2019/01/03(木)ネイチャーフォトには季節がある

 年末、伯母さんちの玄関にキャビネサイズの額入り写真が飾られました。山茶花の写真です。贈り主は親戚の人でした。伯母さんからみて、父親の兄弟の孫。甥っ子にあたります。私からだと「いとこ」じゃなくて「はとこ」ですか。伯母さんが退院したと聞いて、十何年ぶりに見舞いを兼ね訪ねてきたそうです。義理堅いですね。

 いままで伯母さんちに飾ってあった額入りの写真は、すべてこの人の作品でした。写真に凝ってるとは聞いてましたが、まだ続いてるみたいです。来月には個展をやるというから、なかなかのもんです。
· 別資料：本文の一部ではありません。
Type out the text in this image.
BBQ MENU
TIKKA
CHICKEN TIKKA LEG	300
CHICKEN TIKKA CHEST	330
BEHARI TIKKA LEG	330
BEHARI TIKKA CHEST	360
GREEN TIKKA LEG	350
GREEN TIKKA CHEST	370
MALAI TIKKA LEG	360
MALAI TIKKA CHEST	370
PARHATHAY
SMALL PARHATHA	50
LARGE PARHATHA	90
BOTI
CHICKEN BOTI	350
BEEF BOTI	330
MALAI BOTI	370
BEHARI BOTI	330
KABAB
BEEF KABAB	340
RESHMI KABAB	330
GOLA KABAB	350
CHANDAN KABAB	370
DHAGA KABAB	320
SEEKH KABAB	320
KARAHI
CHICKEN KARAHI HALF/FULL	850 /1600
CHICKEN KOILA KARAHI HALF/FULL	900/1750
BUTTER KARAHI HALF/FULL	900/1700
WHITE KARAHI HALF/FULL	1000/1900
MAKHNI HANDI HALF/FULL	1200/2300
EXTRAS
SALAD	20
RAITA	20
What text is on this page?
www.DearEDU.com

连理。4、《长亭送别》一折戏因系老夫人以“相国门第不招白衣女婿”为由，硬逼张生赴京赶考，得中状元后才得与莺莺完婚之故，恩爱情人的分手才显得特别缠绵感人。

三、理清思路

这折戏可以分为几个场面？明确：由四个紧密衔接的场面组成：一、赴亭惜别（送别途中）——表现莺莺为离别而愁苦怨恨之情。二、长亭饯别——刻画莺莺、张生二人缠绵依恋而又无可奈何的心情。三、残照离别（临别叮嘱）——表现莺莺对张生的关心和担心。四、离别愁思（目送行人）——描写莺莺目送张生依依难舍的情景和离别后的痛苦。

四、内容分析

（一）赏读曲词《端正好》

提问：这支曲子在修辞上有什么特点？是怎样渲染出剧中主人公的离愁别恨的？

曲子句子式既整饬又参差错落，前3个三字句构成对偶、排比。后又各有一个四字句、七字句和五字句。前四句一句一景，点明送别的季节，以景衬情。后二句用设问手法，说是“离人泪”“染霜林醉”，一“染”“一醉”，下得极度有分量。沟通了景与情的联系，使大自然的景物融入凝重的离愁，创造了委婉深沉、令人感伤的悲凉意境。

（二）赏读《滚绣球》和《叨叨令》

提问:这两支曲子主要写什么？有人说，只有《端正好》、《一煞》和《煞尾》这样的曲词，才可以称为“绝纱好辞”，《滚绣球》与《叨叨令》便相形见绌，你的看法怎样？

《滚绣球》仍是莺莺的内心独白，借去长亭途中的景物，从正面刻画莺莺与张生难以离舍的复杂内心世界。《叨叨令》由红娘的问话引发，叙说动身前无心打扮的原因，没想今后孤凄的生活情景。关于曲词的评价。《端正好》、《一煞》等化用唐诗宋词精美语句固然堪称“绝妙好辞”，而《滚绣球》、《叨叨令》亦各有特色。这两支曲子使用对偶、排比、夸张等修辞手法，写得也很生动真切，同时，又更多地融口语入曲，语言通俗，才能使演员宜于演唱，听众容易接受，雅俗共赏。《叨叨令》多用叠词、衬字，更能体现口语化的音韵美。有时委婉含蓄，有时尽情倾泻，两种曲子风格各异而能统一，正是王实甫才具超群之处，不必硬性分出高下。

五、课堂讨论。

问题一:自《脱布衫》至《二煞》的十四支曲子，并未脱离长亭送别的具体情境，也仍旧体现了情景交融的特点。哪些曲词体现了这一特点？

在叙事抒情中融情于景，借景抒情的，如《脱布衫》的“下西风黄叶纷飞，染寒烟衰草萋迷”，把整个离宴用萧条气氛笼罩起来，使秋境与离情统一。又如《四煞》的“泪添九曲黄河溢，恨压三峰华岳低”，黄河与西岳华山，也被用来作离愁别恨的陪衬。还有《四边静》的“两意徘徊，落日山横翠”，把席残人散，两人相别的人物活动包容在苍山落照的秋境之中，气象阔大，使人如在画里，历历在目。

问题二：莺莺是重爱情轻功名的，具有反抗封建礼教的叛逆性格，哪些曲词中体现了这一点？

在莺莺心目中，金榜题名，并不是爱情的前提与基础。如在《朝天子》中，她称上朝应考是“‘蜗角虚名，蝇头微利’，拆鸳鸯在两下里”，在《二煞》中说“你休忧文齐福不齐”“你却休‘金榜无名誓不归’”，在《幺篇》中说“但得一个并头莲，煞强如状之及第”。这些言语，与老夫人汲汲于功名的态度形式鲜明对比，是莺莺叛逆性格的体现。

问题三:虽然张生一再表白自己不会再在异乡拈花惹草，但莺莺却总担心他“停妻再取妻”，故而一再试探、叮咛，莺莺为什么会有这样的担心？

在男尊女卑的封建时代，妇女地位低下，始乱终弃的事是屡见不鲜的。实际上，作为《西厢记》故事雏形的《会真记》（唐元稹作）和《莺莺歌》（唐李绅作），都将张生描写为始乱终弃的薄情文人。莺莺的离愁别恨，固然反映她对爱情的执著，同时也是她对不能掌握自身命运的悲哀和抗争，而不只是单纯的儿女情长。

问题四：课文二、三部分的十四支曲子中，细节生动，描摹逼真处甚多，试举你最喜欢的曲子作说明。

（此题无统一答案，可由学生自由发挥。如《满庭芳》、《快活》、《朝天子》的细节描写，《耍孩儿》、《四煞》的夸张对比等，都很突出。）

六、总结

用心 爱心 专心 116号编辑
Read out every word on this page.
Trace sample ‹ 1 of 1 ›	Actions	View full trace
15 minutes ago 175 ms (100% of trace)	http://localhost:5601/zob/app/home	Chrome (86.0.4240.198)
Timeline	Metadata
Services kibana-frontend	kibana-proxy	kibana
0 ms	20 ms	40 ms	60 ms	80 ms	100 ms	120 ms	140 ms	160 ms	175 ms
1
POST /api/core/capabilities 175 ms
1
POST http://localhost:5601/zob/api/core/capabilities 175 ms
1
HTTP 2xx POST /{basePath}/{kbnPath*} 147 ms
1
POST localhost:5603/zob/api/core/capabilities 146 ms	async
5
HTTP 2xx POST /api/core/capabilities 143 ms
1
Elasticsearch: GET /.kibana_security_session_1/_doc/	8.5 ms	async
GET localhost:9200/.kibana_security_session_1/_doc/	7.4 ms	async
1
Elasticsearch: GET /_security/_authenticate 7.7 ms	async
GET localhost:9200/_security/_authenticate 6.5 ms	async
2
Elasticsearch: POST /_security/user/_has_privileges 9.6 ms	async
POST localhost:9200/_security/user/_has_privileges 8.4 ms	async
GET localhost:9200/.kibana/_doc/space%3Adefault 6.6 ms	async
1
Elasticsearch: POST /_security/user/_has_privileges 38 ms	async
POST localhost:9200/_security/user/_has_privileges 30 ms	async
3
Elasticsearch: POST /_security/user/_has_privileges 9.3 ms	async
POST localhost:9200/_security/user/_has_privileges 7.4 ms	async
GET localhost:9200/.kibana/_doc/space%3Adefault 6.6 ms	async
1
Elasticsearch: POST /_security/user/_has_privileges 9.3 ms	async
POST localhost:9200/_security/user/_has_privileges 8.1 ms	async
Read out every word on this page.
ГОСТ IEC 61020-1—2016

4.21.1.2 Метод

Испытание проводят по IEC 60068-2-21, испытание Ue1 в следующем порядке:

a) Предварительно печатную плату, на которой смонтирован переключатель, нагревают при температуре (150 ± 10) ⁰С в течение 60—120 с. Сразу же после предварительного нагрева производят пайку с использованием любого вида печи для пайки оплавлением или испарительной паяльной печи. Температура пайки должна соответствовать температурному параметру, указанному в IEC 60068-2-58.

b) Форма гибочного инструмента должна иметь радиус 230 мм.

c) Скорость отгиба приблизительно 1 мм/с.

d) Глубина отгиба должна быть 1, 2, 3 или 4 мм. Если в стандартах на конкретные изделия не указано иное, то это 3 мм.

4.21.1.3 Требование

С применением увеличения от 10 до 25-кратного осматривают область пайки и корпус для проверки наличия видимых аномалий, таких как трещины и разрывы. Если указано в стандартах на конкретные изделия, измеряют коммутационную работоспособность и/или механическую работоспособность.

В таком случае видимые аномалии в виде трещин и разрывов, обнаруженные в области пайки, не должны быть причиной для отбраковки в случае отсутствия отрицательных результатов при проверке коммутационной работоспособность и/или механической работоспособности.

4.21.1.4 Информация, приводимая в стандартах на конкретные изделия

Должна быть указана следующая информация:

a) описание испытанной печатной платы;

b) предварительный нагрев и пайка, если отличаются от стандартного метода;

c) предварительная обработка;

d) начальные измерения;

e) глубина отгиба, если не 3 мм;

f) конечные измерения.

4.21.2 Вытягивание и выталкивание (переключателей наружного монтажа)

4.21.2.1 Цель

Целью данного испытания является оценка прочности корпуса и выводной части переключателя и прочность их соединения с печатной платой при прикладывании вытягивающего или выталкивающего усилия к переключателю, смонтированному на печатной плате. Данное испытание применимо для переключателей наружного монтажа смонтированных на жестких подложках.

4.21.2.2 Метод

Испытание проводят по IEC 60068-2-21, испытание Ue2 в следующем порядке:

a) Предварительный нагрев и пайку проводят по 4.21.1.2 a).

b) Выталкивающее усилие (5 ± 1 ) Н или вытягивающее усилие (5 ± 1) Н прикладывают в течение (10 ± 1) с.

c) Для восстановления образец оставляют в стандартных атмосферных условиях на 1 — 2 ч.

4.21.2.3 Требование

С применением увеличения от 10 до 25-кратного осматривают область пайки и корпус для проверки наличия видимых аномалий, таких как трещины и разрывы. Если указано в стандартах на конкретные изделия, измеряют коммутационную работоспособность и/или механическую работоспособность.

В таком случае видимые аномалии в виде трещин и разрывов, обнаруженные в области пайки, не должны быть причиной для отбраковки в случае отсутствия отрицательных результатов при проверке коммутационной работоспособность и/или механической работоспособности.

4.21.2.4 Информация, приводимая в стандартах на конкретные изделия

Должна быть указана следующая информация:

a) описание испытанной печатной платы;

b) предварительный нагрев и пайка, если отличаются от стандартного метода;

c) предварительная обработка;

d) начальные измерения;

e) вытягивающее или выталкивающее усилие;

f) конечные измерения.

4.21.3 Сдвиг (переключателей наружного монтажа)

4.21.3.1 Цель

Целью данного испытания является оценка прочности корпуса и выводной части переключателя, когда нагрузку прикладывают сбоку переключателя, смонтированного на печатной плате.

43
彼の住まいは遠州方面だから、見に行ってやれそうもありませんが…

 玄関の写真は今しか飾れないと伯母さんは言います。季節があるからだと。春になって山茶花はおかしいという考えです。いかにも季節感を大事にする年配者らしい感覚です。自分で描いた絵も季節に合わせて換えているみたいです。一度飾ったら万年そのままの自分としては、少しは見習わないといけませんね。

 今どきの写真は大抵デジタルです。山茶花の写真もデジタル加工されていました。一輪の山茶花とその周りの葉っぱだけカラーで、背景はモノクロ化されています。ビールの宣伝などでよく見かける手法です。カラーで残したい部分を選択し、選択範囲を反転してグレースケール化すれば簡単にできます。背景のカラー情報がなくなったことで、実際には雪が積もっているわけではないけどパッと見、雪景色のように見えます。題材に合ったやり方です。

 もう一歩踏み込んで、冬の寒さを強調するために、背景をグレースケール化せずに寒色系の色合いにしたらどうでしょうか? 彩度を下げてカラー情報を抑え、色調補正で背景全体を寒色系にする。あまりやり過ぎるとテクニックに走り過ぎの感がするので、さりげないくらいでちょうどです。

 この際、冬の寒さ冷たさを表現するための寒色系は何色でしょう? 赤や緑ではなくアオ系であることは単純に浮かびますが、一口にアオと言ってもいろいろあります。大きく分けてシアン系かブルー系のどちらが効果的でしょうか?

 冷たさ寒さを強調したいのならシアン、寒さの中にほんのり温かみを持たせたいならブルー、というのがセオリーのようです。ブルーはシアンの他にマゼンタを含んでいるからです。「超人」先生によれば、風景だけならシアン、人物(女性モデル)がいるときはブルーだそうです。

 確かにシアンは寒さを強調する色ですが、人物には不向きです。日本人は黄色人種なので肌のイエローにシアンが混ざるとグリーンになります。口紅のレッドとは補色の関係にあるから色を失って唇がどす黒くなってしまいます。人物(とくに女性モデル)にシアンは禁物です。

 一方、ブルーは肌のイエローと補色の関係にあり、色が濁ることなく黄色味が抜けて透き通るような白い肌になります。マゼンタの要素があるから口紅の赤が紅色として残ります。背景全体が青みを帯びて、色白の女性との対比が際立ちます。人物にはブルーが効果的です。

 今年のスタートは本題に戻って久しぶりに写真の話でした。正月早々、終末医療の話じゃ気が滅入るからね。作品持参の「はとこ」とは伯母さんちでバッタリ会えたけど、工事に追われてゆっくり写真談義できなかったのが心残りです。今度はいつ会えるかな?